Class Is in Session: The True Cost of Education
For most millennials, our college days are long gone, but for others, they’re just beginning. The possibility of new experiences, new friends, new opportunities, and new relationships are enough to get anyone excited about college. Some of you college grads are probably having flashbacks about all the late nights and early mornings you spent partying, studying, or a combination of both. Some of you current students are probably counting down the hours until you link up with your friends or your boo again to get a break from all the homework, quizzes, tests, and unnecessary group projects (yeah I said it).
I often tell my oldest niece, who’s currently in her early twenties, that no one could ever pay me enough to go back to my college days. Those days were dark, lonely, and all around miserable. Now my sister almost had me reconsidering college when she asked if I would go back in time if someone agreed to pay off my student loans, but I snapped out of it quickly when I thought about all the moments I would have to relive. All the fears. All the tears. All the anxiety. All the stress. While I knew it cost tens of thousands of dollars to attend college, no one warned me about the true cost of higher education: no guarantees for life during or after college.

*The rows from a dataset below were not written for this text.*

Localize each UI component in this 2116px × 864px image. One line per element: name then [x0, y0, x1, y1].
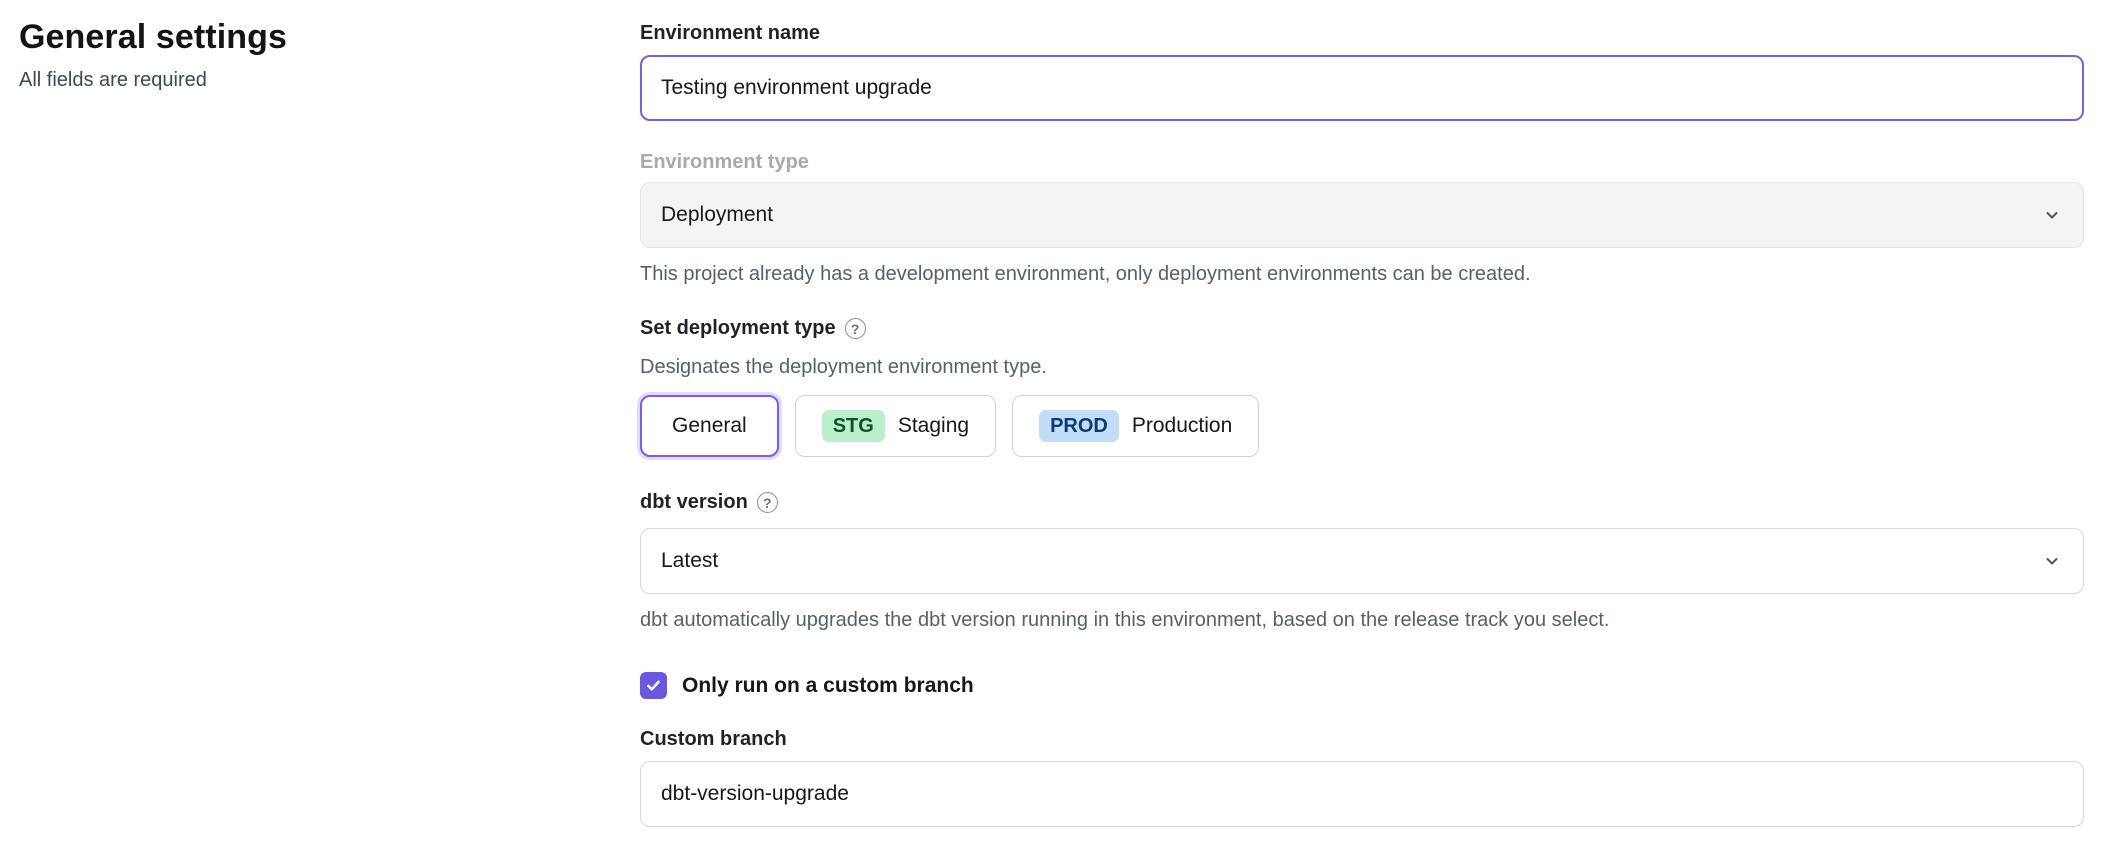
- chevron-down-icon: [2041, 204, 2063, 226]
- environment-name-label: Environment name: [640, 20, 2084, 47]
- deployment-type-general-label: General: [672, 414, 747, 438]
- deployment-type-production-label: Production: [1132, 414, 1232, 438]
- staging-badge: STG: [822, 410, 885, 442]
- custom-branch-checkbox-label: Only run on a custom branch: [682, 674, 974, 698]
- help-icon[interactable]: ?: [757, 492, 778, 513]
- deployment-type-production-button[interactable]: PROD Production: [1012, 395, 1259, 457]
- deployment-type-label: Set deployment type ?: [640, 315, 2084, 342]
- deployment-type-general-button[interactable]: General: [640, 395, 779, 457]
- dbt-version-label: dbt version ?: [640, 489, 2084, 516]
- environment-type-label: Environment type: [640, 149, 2084, 176]
- deployment-type-helper: Designates the deployment environment ty…: [640, 354, 2084, 381]
- settings-form: Environment name Environment type Deploy…: [640, 20, 2084, 827]
- production-badge: PROD: [1039, 410, 1119, 442]
- chevron-down-icon: [2041, 550, 2063, 572]
- environment-type-helper: This project already has a development e…: [640, 261, 2084, 288]
- environment-name-input[interactable]: [640, 55, 2084, 121]
- page-title: General settings: [19, 18, 579, 57]
- custom-branch-checkbox[interactable]: [640, 672, 667, 699]
- dbt-version-helper: dbt automatically upgrades the dbt versi…: [640, 607, 2084, 634]
- check-icon: [645, 677, 662, 694]
- environment-type-select[interactable]: Deployment: [640, 182, 2084, 248]
- page-subtitle: All fields are required: [19, 69, 579, 92]
- custom-branch-checkbox-row: Only run on a custom branch: [640, 672, 2084, 699]
- deployment-type-staging-label: Staging: [898, 414, 969, 438]
- custom-branch-input[interactable]: [640, 761, 2084, 827]
- custom-branch-label: Custom branch: [640, 726, 2084, 753]
- dbt-version-select[interactable]: Latest: [640, 528, 2084, 594]
- deployment-type-staging-button[interactable]: STG Staging: [795, 395, 996, 457]
- page-header: General settings All fields are required: [19, 18, 579, 92]
- deployment-type-options: General STG Staging PROD Production: [640, 395, 2084, 457]
- dbt-version-value: Latest: [661, 549, 718, 573]
- environment-type-value: Deployment: [661, 203, 773, 227]
- help-icon[interactable]: ?: [845, 318, 866, 339]
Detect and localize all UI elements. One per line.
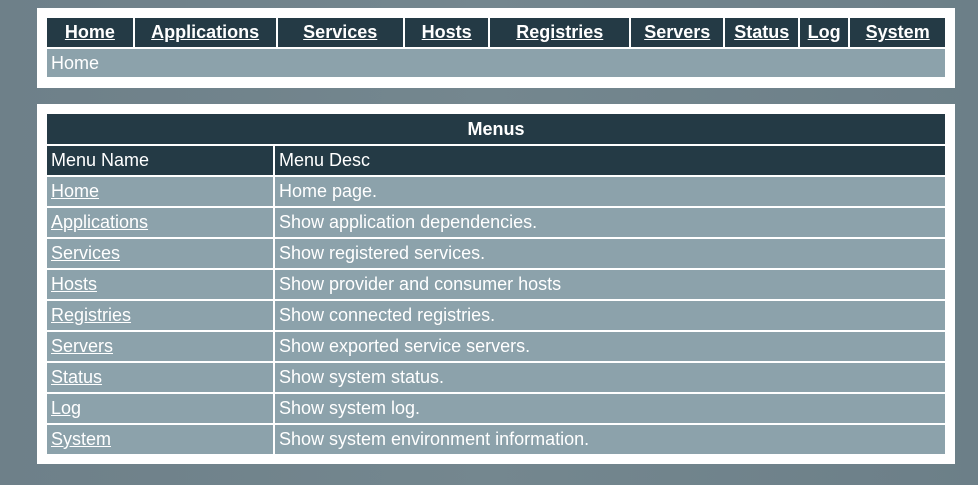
menu-link-registries[interactable]: Registries: [51, 305, 131, 325]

Before I jump into the details, I want to clear up a couple of rumors. No, I didn’t receive a full ride to Louisiana State University (LSU), nor did my parents pay for my college expenses beyond my freshman year. I can’t tell you how many times I’ve had to explain that to people over the years. Because I was known as the “smart girl,” many people assumed I had numerous academic scholarships lined up for college, especially after graduating as the salutatorian of my high school class. Even if people could digest this information, they sometimes struggled to comprehend how I could remain in college and graduate on time without my parents’ financial contributions (well one parent in particular). I paid off the bulk of my expenses with student loans, which really isn’t financial aid, and covered the rest with a combination of the income I earned as a student worker and the financial gifts I received from my family. You might be thinking that I had everything figured out, but trust me, I wasn’t even close.
Each semester of undergrad and graduate school presented its own set of challenges. In undergrad I wondered, Am I going to be able to stay in school? In graduate school I questioned, What am I even doing in school? At no point was I ever secure about my decisions. At no point was I ever not problem solving. Even though I would breathe a sigh of relief after overcoming a hurdle, I would soon find myself holding my breath again, hoping and praying that God would come through to help me overcome the next one.
Though college stressed me out beyond belief, it became a safe haven for me because it kept me hidden from the world. That’s one of the main reasons why I graduated from undergrad and began graduate school only three months later. I wasn’t ready to face the “real world,” not just yet. By the time I graduated from grad school, I still wasn’t ready, but I had no choice. My time was up. I had to face the real world, whether I liked it or not.
A few months prior to my college graduation, I toured some off-campus apartments within walking distance of LSU. I remember the apartment manager asking me about my plans for life after graduation, and you should’ve heard the crazy answer I gave her. What I was currently studying didn’t relate to what I ultimately wanted to do, but I tried to make it work. I tried to make it make sense. Thankfully, the conversation shifted to another topic before I embarrassed myself.
As the apartment manager and I stood in one of the vacant apartments, I scanned the empty room, thinking I couldn’t afford the apartment, let alone furniture for the apartment. It seemed as if the apartment manager were reading my mind when she told me that this phase of my life was about survival. She suggested that I focus on the things I needed and figure out the rest later. Like so many other moments in my life, I didn’t realize how impactful her words were until I began the healing process some years later.
The real reason why college presented no guarantees for my life was because I spent most of those years in survival. Because I was so focused on how I was going to survive each semester, I never set aside time to prepare for the life I wanted. Essentially, I settled for what was in front of me, thinking I couldn’t do any better because of all the things I lacked. Here’s the truth: I lacked finances because I wasn’t prepared. I lacked opportunities because I wasn’t prepared. I lacked hope because I wasn’t prepared. I lacked joy because I wasn’t prepared. With my mind so focused on the things I didn’t have, I never took the time to focus on what I had actually gained. By the time I realized it, those valuable years were far behind me. However, so many fruitful years lie ahead of me because I’m finally watering the seeds planted back then.
So what did I gain from my college experience? I learned that I’m resilient. I learned that I’m strong. I learned that I’m capable of achieving anything and everything that I desire. These lessons have carried me throughout the years, and they still carry me now. They were worth every stressful day and every sleepless night. They were worth every single tear and every single pain. All of those lessons were worth the cost. And to me, that’s priceless.
Confess with Me: Life has been my greatest teacher. Now, I live it with no regrets.